The White House has released a new plan to combat antibiotic-resistant infections such as the recent outbreak linked to contaminated duodenoscopes.
The 60-page plan lays out efforts to fight antibiotic resistance over the next five years through significant investment and sweeping policy reforms across public health agencies. Specific goals contained in the report include investment in new diagnostics and antibiotics, improving existing antibiotic use and reducing the most dangerous superbug infection rates during the five-year period. President Barack Obama's administration requested $1.2 billion dollars to combat antibiotic resistance in January, FierceHealthcare previously reported, twice the current government investment.
The White House plan sets five broad goals:
- Strengthen data surveillance to reduce the spread of antibiotic resistance
- Stem the emergence and spread of resistant bacteria
- Increase and accelerated research and development for new therapeutics and antibiotics
- Strengthen international cooperation on antibiotic resistance prevention
- Speed use and development of efficient, innovative testing procedures to identify antibiotic-resistant bacteria
Under the plan, the Centers for Disease Control and Prevention aims to cut Clostridium difficile infections by 50 percent; Methicillin-resistant Staphylococcus aureus rates by at least half; hospital-acquired multidrug resistant Psuedomonas species infections by 35 percent; and carbapenem-resistant Enterobacteriaceae infections by 60 percent. It also will require hospitals to develop programs with increased infection controls that include aggressive cleaning of equipment, surfaces and hands, and a reduction in antibiotic use for patients.
Specific benchmarks "help ... ensure that this isn't just an action plan that will sit on the shelf and collect dust," Amanda Jezek, vice president of public policy and government relations at the Infectious Diseases Society of America, told Medscape.
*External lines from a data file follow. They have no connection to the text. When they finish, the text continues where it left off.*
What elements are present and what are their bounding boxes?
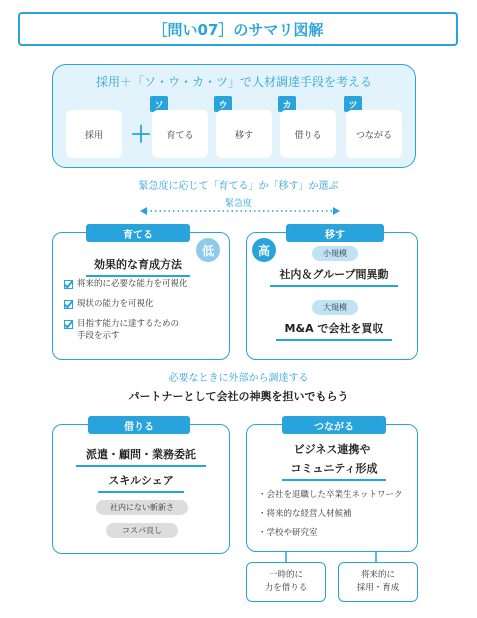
checkbox-icon — [64, 280, 73, 289]
tsunagaru-heading-1: ビジネス連携や — [293, 443, 371, 456]
future-box: 将来的に 採用・育成 — [338, 562, 418, 602]
low-urgency-badge: 低 — [196, 238, 220, 262]
card-kana-u: ウ — [214, 96, 232, 112]
utsusu-tab: 移す — [286, 224, 384, 242]
card-utsusu — [216, 110, 272, 158]
large-scale-label: 大規模 — [312, 300, 358, 315]
utsusu-small-heading: 社内＆グループ間異動 — [270, 266, 398, 287]
card-kariru-label: 借りる — [294, 130, 322, 141]
checkbox-icon — [64, 300, 73, 309]
card-kana-tsu: ツ — [344, 96, 362, 112]
urgency-axis-label: 緊急度 — [224, 199, 252, 209]
high-urgency-badge: 高 — [252, 238, 276, 262]
checkbox-icon — [64, 320, 73, 329]
top-heading: 採用＋「ソ・ウ・カ・ツ」で人材調達手段を考える — [95, 75, 372, 89]
sodateru-item: 目指す能力に達するための 手段を示す — [64, 318, 179, 342]
utsusu-large-heading: M&A で会社を買収 — [276, 320, 392, 341]
card-sodateru-label: 育てる — [166, 130, 194, 141]
card-kana-so: ソ — [150, 96, 168, 112]
card-utsusu-label: 移す — [234, 130, 253, 141]
page-title: ［問い07］のサマリ図解 — [18, 12, 458, 46]
kariru-heading-1: 派遣・顧問・業務委託 — [76, 446, 206, 467]
tsunagaru-tab: つながる — [282, 416, 386, 434]
card-saiyo-label: 採用 — [84, 130, 103, 141]
external-caption: 必要なときに外部から調達する — [168, 373, 309, 384]
external-subcaption: パートナーとして会社の神輿を担いでもらう — [128, 390, 349, 403]
kariru-heading-2: スキルシェア — [98, 472, 184, 493]
sodateru-tab: 育てる — [86, 224, 190, 242]
tsunagaru-bullet: ・将来的な経営人材候補 — [258, 509, 352, 519]
card-kana-ka: カ — [278, 96, 296, 112]
urgency-caption: 緊急度に応じて「育てる」か「移す」か選ぶ — [138, 181, 339, 192]
kariru-pill-novelty: 社内にない斬新さ — [96, 500, 188, 515]
sodateru-heading: 効果的な育成方法 — [86, 256, 190, 277]
tsunagaru-bullet: ・学校や研究室 — [258, 528, 318, 538]
small-scale-label: 小規模 — [312, 246, 358, 261]
card-saiyo — [66, 110, 122, 158]
card-tsunagaru — [346, 110, 402, 158]
sodateru-item: 将来的に必要な能力を可視化 — [64, 278, 188, 290]
temporary-box: 一時的に 力を借りる — [246, 562, 326, 602]
kariru-tab: 借りる — [88, 416, 190, 434]
tsunagaru-bullet: ・会社を退職した卒業生ネットワーク — [258, 490, 403, 500]
urgency-axis-arrow — [140, 206, 340, 216]
sodateru-item: 現状の能力を可視化 — [64, 298, 154, 310]
kariru-pill-cost: コスパ良し — [106, 523, 178, 538]
card-kariru — [280, 110, 336, 158]
card-tsunagaru-label: つながる — [355, 130, 392, 141]
tsunagaru-heading-2: コミュニティ形成 — [282, 460, 386, 481]
plus-icon: ＋ — [130, 123, 153, 148]
card-sodateru — [152, 110, 208, 158]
The plan also recommends the Department of Agriculture and the Food and Drug Administration work to reduce use of medically important antibiotics to promote growth in animals raised for food, although it did not set specific benchmarks.
Meanwhile, the top manufacturer of duodenoscopes has issued new cleaning instructions for the devices, according to Reuters. Last week, reports indicated problems with the appliance used to clean the scopes may be largely to blame for the outbreak.